“The man who goes alone can start today; but he who travels with another must wait till that other is ready.” – Henry David Thoreau
I’ve been waiting to study abroad since my first year at Keene State College. When the time finally arrived, I was a senior ready to escape Keene. Feeling done with everything– my job, academics, people, food, everything–I was eager to buy a one-way plane ticket out. Once I finally chose my program, I got a lot of criticism. “You’re doing this program alone? Aren’t you afraid?” And at the time I wasn’t; I wanted to travel alone. I wanted to see what Ecuador would be like and get my own taste for the country.
I’d often been told by others that forgetting every word of Spanish I knew was typical during the first day abroad, and boy were they right. I was standing in line waiting to check my luggage when a bald man started speaking Spanish to me and my mother.
My mother said, “Not me, she’s the one who speaks Spanish.” He looked at me and started speaking again and I instantly started crying. I stepped aside and my mother tried to calm me down, but all I could think about was how the time was finally here to live in a different country for four months and I could not be any less prepared.
I felt like my past four years studying Spanish at KSC were a waste, I could barely remember how to say hello. Thankfully, I flew during the night, so I had the chance to catch my breath, stop crying, and rest my eyes before I met my host mother.
It was 5:30 a.m. when I met my host mother. I knew instantly who she was. Forgetting all rules of personal space, I immediately went in for a hug. Thankfully, she hugged me back and the hour car ride home began.
I don’t know when my brain switched from English to Spanish, but I thank the Spanish Gods made the switch. I spoke Spanish the entire car ride home. During this time and any and all future encounters with native speakers I finally understood what my professor was talking about in class.
He always told we won’t know the correct word to use to describe what we are trying to say when we studeid abroad.
wwIt is at this time when we will have to rely on our basic knowledge of Spanish to try and describe the word we are really looking for. I feel like I’ve never said so much while at the same time saying so little. It’s fun though. My maid, Adrianna, always laughs at my poor use of Spanish. But at the same time, she respects me for trying.
For example, I had a hotdog for breakfast today (it’s a thing in Ecuador) and I said “Me gustan perros calientes” which is the literal translation for “I like hot dogs.” She laughed, turned to me and said “Es una salchicha señorita.”
And luckily for me, everyone in Ecuador is just as nice as Adrianna. They let you work through what you are thinking or allow you to describe a word through body motions. They don’t interrupt you and they don’t laugh at you. They truly respect you for trying to learn their language. And they understand how hard of a language it is to learn.

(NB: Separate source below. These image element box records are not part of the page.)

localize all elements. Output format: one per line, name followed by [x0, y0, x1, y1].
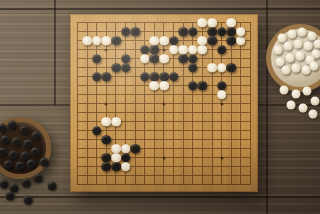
- black-stone[interactable]: ●: [121, 63, 131, 73]
- loose-white-stone: ○: [280, 86, 289, 95]
- loose-white-stone: ○: [304, 42, 313, 51]
- loose-black-stone: ●: [0, 180, 9, 189]
- loose-white-stone: ○: [292, 64, 301, 73]
- loose-black-stone: ●: [24, 196, 33, 205]
- black-stone[interactable]: ●: [150, 54, 160, 64]
- black-stone[interactable]: ●: [217, 45, 227, 55]
- black-stone[interactable]: ●: [226, 63, 236, 73]
- black-stone[interactable]: ●: [92, 126, 102, 136]
- white-stone[interactable]: ○: [140, 54, 150, 64]
- black-stone[interactable]: ●: [92, 54, 102, 64]
- black-stone[interactable]: ●: [92, 72, 102, 82]
- loose-white-stone: ○: [288, 30, 297, 39]
- white-stone[interactable]: ○: [169, 45, 179, 55]
- loose-white-stone: ○: [303, 87, 312, 96]
- loose-white-stone: ○: [287, 101, 296, 110]
- plank-seam: [0, 196, 320, 198]
- white-stone[interactable]: ○: [178, 45, 188, 55]
- loose-black-stone: ●: [9, 151, 18, 160]
- loose-black-stone: ●: [6, 192, 15, 201]
- black-stone[interactable]: ●: [198, 81, 208, 91]
- go-photo-scene: ●●●●●●●●●●●●●●●●●●●●●●●●●●●●●●●●●●●●●●●○…: [0, 0, 320, 214]
- star-point: [163, 48, 166, 51]
- loose-white-stone: ○: [296, 52, 305, 61]
- white-stone[interactable]: ○: [102, 36, 112, 46]
- star-point: [163, 156, 166, 159]
- star-point: [105, 48, 108, 51]
- black-stone[interactable]: ●: [130, 27, 140, 37]
- loose-black-stone: ●: [27, 160, 36, 169]
- white-stone[interactable]: ○: [159, 81, 169, 91]
- loose-white-stone: ○: [282, 66, 291, 75]
- white-stone[interactable]: ○: [150, 36, 160, 46]
- white-stone[interactable]: ○: [198, 18, 208, 28]
- white-stone[interactable]: ○: [150, 81, 160, 91]
- loose-white-stone: ○: [274, 46, 283, 55]
- loose-white-stone: ○: [299, 104, 308, 113]
- loose-black-stone: ●: [22, 179, 31, 188]
- black-stone[interactable]: ●: [140, 72, 150, 82]
- star-point: [105, 102, 108, 105]
- white-stone[interactable]: ○: [226, 18, 236, 28]
- white-stone[interactable]: ○: [198, 45, 208, 55]
- black-stone[interactable]: ●: [188, 81, 198, 91]
- plank-seam: [266, 0, 268, 214]
- loose-white-stone: ○: [292, 90, 301, 99]
- loose-black-stone: ●: [1, 136, 10, 145]
- black-stone[interactable]: ●: [188, 63, 198, 73]
- white-stone[interactable]: ○: [207, 18, 217, 28]
- black-stone[interactable]: ●: [111, 63, 121, 73]
- black-stone[interactable]: ●: [178, 54, 188, 64]
- loose-black-stone: ●: [40, 158, 49, 167]
- loose-black-stone: ●: [32, 132, 41, 141]
- loose-black-stone: ●: [4, 161, 13, 170]
- loose-black-stone: ●: [12, 138, 21, 147]
- white-stone[interactable]: ○: [236, 27, 246, 37]
- loose-white-stone: ○: [314, 40, 320, 49]
- black-stone[interactable]: ●: [207, 36, 217, 46]
- white-stone[interactable]: ○: [102, 117, 112, 127]
- white-stone[interactable]: ○: [217, 90, 227, 100]
- white-stone[interactable]: ○: [159, 54, 169, 64]
- loose-white-stone: ○: [286, 54, 295, 63]
- black-stone[interactable]: ●: [111, 162, 121, 172]
- loose-white-stone: ○: [310, 62, 319, 71]
- loose-white-stone: ○: [284, 42, 293, 51]
- white-stone[interactable]: ○: [217, 63, 227, 73]
- loose-white-stone: ○: [311, 97, 320, 106]
- black-stone[interactable]: ●: [121, 27, 131, 37]
- loose-black-stone: ●: [8, 121, 17, 130]
- black-stone[interactable]: ●: [102, 162, 112, 172]
- loose-black-stone: ●: [16, 162, 25, 171]
- stones-layer: ●●●●●●●●●●●●●●●●●●●●●●●●●●●●●●●●●●●●●●●○…: [70, 14, 258, 192]
- black-stone[interactable]: ●: [111, 36, 121, 46]
- loose-black-stone: ●: [31, 148, 40, 157]
- white-stone[interactable]: ○: [236, 36, 246, 46]
- loose-black-stone: ●: [20, 126, 29, 135]
- white-stone[interactable]: ○: [121, 144, 131, 154]
- black-stone[interactable]: ●: [102, 135, 112, 145]
- go-board[interactable]: ●●●●●●●●●●●●●●●●●●●●●●●●●●●●●●●●●●●●●●●○…: [70, 14, 258, 192]
- black-stone[interactable]: ●: [178, 27, 188, 37]
- white-stone[interactable]: ○: [121, 162, 131, 172]
- loose-white-stone: ○: [298, 28, 307, 37]
- loose-black-stone: ●: [48, 182, 57, 191]
- white-stone[interactable]: ○: [82, 36, 92, 46]
- star-point: [220, 102, 223, 105]
- white-stone[interactable]: ○: [111, 153, 121, 163]
- black-stone[interactable]: ●: [169, 72, 179, 82]
- black-stone[interactable]: ●: [102, 72, 112, 82]
- black-stone[interactable]: ●: [188, 27, 198, 37]
- white-stone[interactable]: ○: [111, 117, 121, 127]
- loose-white-stone: ○: [294, 40, 303, 49]
- black-stone[interactable]: ●: [130, 144, 140, 154]
- white-stone[interactable]: ○: [159, 36, 169, 46]
- plank-seam: [54, 0, 56, 105]
- star-point: [220, 156, 223, 159]
- black-stone[interactable]: ●: [226, 36, 236, 46]
- loose-black-stone: ●: [34, 174, 43, 183]
- loose-white-stone: ○: [309, 110, 318, 119]
- white-stone[interactable]: ○: [207, 63, 217, 73]
- white-stone[interactable]: ○: [188, 45, 198, 55]
- plank-seam: [0, 8, 320, 10]
- white-stone[interactable]: ○: [92, 36, 102, 46]
- black-stone[interactable]: ●: [217, 27, 227, 37]
- star-point: [163, 102, 166, 105]
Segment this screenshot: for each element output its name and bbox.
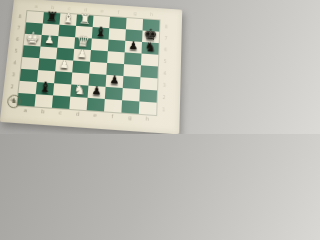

And due to Ecuadoreans friendliness, I feel more comfortable talking. I don’t speak English to street vendors, my teachers or security guards. I always practice my Spanish: even if it is as small as “Buenas dias” or as big as arguing about the American dream and why our government needs to start supporting it’s people instead of keeping them from climbing the socioeconomic ladder (boy was I amazed when I said all of that in Spanish).
And I think that’s the best gift of all. Sure, traveling is great. Being able to see a different country with people from all different parts of the world is a wonderful gift, but being able to share a language with a different group of people is an even better gift. By learning Spanish, I now have the ability to communicate with more people. I have the chance to make more connections and learn their stories. I have the opportunity to travel more. And not just to a travel resort in Costa Rica but to an indigenous town in the rain forest of Ecuador.
I can learn more about their culture and start to truly appreciate the way they look at life. And I’ve opened so many new doors for job opportunities as well. I’ve already been told my application was put on top due to my conversational knowledge of Spanish.
But I think the most important thing I’m learning while in Ecuador is how to quickly adapt in a foreign country and take advantage of every moment I can.
I’ve had to learn how to take public transportation to school every day. I have to accept the fact that I will be catcalled every day, multiple times a day. I’ve had to try new foods, most of which I don’t know what they are. I’ve had to adapt to altitude sickness. I’ve learned that no price is a set price. With a little bit of bargaining, every handcrafted gift becomes five dollars cheaper.
My advice to anyone thinking about studying abroad: do it. Go travel. Go find adventure. Go find new things, talk to the locals, taste all of the foods that aren’t available in the United States, go on a hike, find a local bar and grab a drink. Life is too short to wait for someone to travel with you and stay inside your comfort zone. You may never have the same opportunity again, so, as the Ecuadoreans would say, “Ama la Vida.”